Evenings can be kind of stressful for me. There’s the getting dinner together (which sometimes starts right after lunch), getting Caitlyn home and doing the after-school routine, then eating and cleaning and prepping lunch for the next day, all before bedtime. I’m wearing down at this point and want nothing more than quiet and maybe a cup of tea; Caitlyn is getting increasingly crazy as the evening goes on, babbling and dancing and interrupting and fidgeting. She interprets things as narrowly as possible, so that telling her to stop sitting on the radiator also requires telling her to stop leaning on it, stop touching it, move away from it. It’s not a combination that’s inherently peaceful.

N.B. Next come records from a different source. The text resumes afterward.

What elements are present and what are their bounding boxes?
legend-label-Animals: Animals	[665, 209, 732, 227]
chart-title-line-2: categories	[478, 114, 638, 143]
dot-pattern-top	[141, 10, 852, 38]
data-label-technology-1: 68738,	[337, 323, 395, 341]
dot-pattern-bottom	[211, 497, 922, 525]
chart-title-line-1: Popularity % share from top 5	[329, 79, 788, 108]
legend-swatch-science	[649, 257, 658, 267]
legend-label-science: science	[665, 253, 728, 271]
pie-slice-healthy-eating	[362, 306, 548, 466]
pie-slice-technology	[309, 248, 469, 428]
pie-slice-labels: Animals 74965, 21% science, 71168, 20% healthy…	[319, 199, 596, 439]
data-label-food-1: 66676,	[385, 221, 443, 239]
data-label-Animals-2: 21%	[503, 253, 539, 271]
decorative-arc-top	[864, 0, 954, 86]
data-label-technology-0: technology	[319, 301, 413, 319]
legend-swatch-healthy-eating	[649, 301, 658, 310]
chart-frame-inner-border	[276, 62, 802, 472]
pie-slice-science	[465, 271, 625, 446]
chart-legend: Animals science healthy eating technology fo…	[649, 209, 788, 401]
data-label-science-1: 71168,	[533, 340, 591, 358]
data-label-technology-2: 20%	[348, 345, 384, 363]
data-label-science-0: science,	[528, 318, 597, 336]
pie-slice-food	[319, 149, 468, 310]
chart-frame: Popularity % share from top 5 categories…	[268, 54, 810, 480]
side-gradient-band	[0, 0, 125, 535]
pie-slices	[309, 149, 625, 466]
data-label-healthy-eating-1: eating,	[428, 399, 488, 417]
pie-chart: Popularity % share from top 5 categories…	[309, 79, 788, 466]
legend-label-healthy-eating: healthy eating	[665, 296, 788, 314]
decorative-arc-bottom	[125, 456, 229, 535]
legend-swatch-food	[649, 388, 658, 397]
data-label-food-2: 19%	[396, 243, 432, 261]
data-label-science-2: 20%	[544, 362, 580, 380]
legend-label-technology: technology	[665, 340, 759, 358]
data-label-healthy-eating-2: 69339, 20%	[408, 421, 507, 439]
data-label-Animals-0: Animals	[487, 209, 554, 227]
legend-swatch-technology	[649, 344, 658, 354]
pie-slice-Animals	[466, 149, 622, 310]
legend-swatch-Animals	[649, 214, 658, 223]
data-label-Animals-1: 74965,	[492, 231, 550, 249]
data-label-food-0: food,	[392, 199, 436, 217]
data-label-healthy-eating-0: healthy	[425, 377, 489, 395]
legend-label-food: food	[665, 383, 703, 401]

This evening, while in the making-tomorrow’s-lunch phase of the routine, Caitlyn, while standing on a stool, facing sideways and wiggling to whatever dance beat was in her head, placed her sandwich halves on top of the baggies, instead of inside them. Then she dismounted from the stool and gyrated her way to the towel on the fridge. This looked to me like forgetfulness and a lack of focus. (She said later that she wanted to wipe her hands on the towel since Ian had been telling her to stop wiping them on her pants.) And since I was in the “just get it done already” frame of mind and since we’d already told her several times to be less crazy, I asked her what she was doing and why were her sandwiches not in their bags and what was the matter with her pants that she kept grabbing at them?
She burst into tears, screamed “You don’t understand me at all!” and ran out of the room.
Frankly, I was hoping for another six or seven years before hearing that one. Does this mean the teen drama has started at age five? Or that, God willing, she’ll get it all out of her system before she’s twelve?